Prior Authorization Letter Drafter

Security checks across static analysis, malware telemetry, and agentic risk

Overview

This appears to be a local prior-authorization letter drafting tool, but users should protect patient data, review generated clinical claims, and avoid blindly installing the included dependency file.

This skill looks suitable for local drafting of prior authorization letters. Before using it with real patient data, verify the dependency file, choose secure input and output locations, and require human clinical review before any letter is submitted.

Static analysis

No static analysis findings were reported for this release.

VirusTotal

VirusTotal findings are pending for this skill version.

View on VirusTotal

Risk analysis

Artifact-based informational review of SKILL.md, metadata, install specs, static scan signals, and capability signals. ClawScan does not execute the skill or run runtime probes.

#ASI06: Memory and Context Poisoning

Medium

What this means

Generated files may contain protected health information or other sensitive patient details.

Why it was flagged

The script is designed to process patient identifiers, dates of birth, and clinical justification text, which are sensitive medical/insurance data.

Skill content

patient_name: str
    patient_id: str
    patient_dob: str
    ...
    clinical_justification: str

Recommendation

Use only necessary patient information, store outputs in an appropriate secure location, and delete draft files when they are no longer needed.

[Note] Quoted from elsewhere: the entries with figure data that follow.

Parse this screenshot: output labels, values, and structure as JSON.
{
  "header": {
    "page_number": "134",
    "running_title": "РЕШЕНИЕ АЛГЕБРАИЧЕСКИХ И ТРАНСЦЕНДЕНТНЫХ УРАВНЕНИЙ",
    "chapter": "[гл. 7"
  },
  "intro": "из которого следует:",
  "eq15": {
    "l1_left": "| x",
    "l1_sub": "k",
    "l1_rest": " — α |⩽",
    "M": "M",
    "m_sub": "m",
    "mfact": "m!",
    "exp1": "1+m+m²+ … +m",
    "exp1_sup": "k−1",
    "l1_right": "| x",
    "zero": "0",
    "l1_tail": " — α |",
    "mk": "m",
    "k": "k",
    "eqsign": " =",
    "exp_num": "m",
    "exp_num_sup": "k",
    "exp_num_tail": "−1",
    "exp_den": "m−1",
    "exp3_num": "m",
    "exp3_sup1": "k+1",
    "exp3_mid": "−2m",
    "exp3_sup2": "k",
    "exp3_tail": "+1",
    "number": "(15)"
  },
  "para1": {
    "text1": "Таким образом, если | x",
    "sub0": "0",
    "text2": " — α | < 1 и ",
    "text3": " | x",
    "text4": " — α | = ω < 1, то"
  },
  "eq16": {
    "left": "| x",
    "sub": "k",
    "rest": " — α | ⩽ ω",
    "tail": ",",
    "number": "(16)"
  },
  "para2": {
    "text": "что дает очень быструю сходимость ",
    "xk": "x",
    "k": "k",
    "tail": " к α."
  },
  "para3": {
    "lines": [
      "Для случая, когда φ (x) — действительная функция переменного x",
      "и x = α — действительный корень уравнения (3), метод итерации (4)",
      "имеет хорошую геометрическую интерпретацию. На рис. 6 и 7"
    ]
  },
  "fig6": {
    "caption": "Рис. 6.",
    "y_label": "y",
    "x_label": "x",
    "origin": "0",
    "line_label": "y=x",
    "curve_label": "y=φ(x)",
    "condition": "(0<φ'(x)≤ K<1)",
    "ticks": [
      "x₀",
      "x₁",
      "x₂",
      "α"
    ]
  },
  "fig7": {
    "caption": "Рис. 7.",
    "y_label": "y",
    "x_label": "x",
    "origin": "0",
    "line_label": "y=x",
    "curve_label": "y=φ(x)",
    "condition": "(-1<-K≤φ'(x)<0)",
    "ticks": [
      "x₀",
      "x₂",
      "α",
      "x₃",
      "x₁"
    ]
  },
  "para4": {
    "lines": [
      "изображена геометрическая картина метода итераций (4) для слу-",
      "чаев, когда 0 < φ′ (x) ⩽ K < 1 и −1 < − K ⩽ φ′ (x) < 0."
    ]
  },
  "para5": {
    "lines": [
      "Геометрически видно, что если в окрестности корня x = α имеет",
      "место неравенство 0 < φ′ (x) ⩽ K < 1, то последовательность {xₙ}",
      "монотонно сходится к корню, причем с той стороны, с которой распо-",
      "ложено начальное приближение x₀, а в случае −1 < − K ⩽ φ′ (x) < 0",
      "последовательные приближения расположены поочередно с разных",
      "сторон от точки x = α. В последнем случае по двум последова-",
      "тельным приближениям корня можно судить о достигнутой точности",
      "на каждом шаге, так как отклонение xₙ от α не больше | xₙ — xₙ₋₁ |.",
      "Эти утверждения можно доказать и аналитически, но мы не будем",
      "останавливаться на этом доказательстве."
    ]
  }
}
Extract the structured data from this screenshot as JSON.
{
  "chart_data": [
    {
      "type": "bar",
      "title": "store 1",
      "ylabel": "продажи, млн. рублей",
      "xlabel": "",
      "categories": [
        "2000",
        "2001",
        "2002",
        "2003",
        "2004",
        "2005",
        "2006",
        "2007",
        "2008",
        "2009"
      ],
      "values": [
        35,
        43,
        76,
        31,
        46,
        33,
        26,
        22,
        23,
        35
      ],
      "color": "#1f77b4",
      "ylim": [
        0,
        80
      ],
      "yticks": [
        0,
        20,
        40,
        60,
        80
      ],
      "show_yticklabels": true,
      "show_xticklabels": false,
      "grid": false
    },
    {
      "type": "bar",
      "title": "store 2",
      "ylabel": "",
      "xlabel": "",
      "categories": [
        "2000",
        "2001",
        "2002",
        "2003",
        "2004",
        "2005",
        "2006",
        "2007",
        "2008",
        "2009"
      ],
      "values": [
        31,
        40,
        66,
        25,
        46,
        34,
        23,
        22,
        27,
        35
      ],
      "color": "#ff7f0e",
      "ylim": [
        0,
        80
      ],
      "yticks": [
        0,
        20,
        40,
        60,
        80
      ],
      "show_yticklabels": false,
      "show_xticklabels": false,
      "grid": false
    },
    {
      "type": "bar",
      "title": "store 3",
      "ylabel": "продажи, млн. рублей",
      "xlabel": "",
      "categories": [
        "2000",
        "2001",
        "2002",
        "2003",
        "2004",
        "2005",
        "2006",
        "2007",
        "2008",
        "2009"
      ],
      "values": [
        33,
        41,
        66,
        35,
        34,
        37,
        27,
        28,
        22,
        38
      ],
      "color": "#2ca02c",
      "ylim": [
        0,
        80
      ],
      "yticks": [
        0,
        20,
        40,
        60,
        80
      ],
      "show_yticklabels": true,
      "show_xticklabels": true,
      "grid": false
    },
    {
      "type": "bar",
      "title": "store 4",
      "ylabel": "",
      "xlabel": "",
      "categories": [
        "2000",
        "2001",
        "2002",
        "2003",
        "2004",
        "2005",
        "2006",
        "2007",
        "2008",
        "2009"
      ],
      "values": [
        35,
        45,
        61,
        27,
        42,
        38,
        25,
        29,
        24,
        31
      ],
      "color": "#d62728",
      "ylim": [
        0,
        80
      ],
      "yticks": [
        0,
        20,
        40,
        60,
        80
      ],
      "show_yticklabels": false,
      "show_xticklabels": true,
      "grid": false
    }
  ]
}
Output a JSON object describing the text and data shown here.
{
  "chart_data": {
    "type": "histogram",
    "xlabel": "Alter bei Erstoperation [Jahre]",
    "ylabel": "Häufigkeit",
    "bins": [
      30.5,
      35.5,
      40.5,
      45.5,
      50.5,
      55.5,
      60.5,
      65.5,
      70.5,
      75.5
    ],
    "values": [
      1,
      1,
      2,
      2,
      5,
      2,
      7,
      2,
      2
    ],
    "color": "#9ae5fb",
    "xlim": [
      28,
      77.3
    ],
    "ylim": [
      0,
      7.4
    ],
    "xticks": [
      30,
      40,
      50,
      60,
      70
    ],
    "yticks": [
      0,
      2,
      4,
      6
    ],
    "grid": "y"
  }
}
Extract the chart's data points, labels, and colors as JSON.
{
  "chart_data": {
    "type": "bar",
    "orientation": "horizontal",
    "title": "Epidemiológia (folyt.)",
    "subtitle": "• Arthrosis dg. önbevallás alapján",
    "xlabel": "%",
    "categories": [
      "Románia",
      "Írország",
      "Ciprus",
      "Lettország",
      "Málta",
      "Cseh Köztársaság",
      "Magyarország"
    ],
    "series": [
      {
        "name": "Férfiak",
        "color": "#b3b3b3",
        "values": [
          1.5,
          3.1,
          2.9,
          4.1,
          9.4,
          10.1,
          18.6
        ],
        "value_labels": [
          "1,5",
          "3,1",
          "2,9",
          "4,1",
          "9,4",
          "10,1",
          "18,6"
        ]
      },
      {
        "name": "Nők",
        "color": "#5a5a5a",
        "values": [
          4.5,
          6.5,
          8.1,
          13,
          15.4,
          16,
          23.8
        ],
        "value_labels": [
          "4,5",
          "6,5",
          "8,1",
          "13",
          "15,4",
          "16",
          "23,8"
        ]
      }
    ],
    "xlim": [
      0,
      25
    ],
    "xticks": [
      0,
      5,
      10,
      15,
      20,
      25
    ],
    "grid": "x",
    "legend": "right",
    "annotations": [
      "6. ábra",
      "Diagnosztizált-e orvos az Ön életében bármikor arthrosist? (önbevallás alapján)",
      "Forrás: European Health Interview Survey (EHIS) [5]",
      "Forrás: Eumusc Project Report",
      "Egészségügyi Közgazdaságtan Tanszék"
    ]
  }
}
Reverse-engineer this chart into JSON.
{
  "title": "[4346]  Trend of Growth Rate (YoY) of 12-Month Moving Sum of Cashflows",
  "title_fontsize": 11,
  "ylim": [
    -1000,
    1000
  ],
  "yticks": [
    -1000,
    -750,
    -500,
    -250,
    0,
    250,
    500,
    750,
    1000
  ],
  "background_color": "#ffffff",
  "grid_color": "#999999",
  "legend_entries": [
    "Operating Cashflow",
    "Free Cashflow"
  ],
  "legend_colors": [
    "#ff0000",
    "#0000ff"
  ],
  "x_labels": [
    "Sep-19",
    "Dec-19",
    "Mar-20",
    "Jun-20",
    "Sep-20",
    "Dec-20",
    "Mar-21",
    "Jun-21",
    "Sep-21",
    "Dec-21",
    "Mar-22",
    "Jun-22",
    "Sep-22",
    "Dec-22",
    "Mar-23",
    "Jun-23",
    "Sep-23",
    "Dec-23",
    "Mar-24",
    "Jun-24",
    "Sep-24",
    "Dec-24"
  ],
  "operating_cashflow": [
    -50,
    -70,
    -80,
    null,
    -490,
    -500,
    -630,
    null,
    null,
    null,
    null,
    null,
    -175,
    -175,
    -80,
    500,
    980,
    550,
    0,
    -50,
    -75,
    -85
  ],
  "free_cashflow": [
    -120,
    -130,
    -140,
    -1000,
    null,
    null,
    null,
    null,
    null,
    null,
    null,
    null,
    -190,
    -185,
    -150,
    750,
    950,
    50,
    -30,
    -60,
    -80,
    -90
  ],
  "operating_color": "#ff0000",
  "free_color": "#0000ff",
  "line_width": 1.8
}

#ASI02: Tool Misuse and Exploitation

Low

What this means

If given the wrong output path, the script could place sensitive content in an unintended location or overwrite an existing file.

Why it was flagged

The tool reads from and writes to user-specified local paths. This is expected for a letter generator, but the chosen paths matter.

Skill content

parser.add_argument('--input', '-i', help='Path to JSON input file with patient and service details') ... parser.add_argument('--output', '-o', default='prior_auth_letter.txt' ...)

Recommendation

Confirm input and output paths before running, and avoid writing drafts into shared or synced folders unless intended.

#ASI04: Agentic Supply Chain Vulnerabilities

Low

What this means

Blindly installing the requirements file could add packages that are not needed for the shown script.

Why it was flagged

The dependency list is unpinned and includes 'main', which is not justified by the visible implementation and could fetch an unnecessary third-party package if installed.

Skill content

dataclasses
main

Recommendation

Do not run package installation automatically; remove or verify unnecessary dependencies and pin any dependencies that are truly required.

#ASI09: Human-Agent Trust Exploitation

Low

What this means

A draft letter could include clinical or insurance-relevant statements that need verification before submission.

Why it was flagged

The generator adds a clinical assertion automatically, whether or not the input explicitly supports that exact statement.

Skill content

"Alternative treatments have been considered and are not appropriate for this patient due to the specific clinical circumstances outlined above."

Recommendation

Have a qualified clinician or authorized staff member review and edit the letter before sending it to an insurer.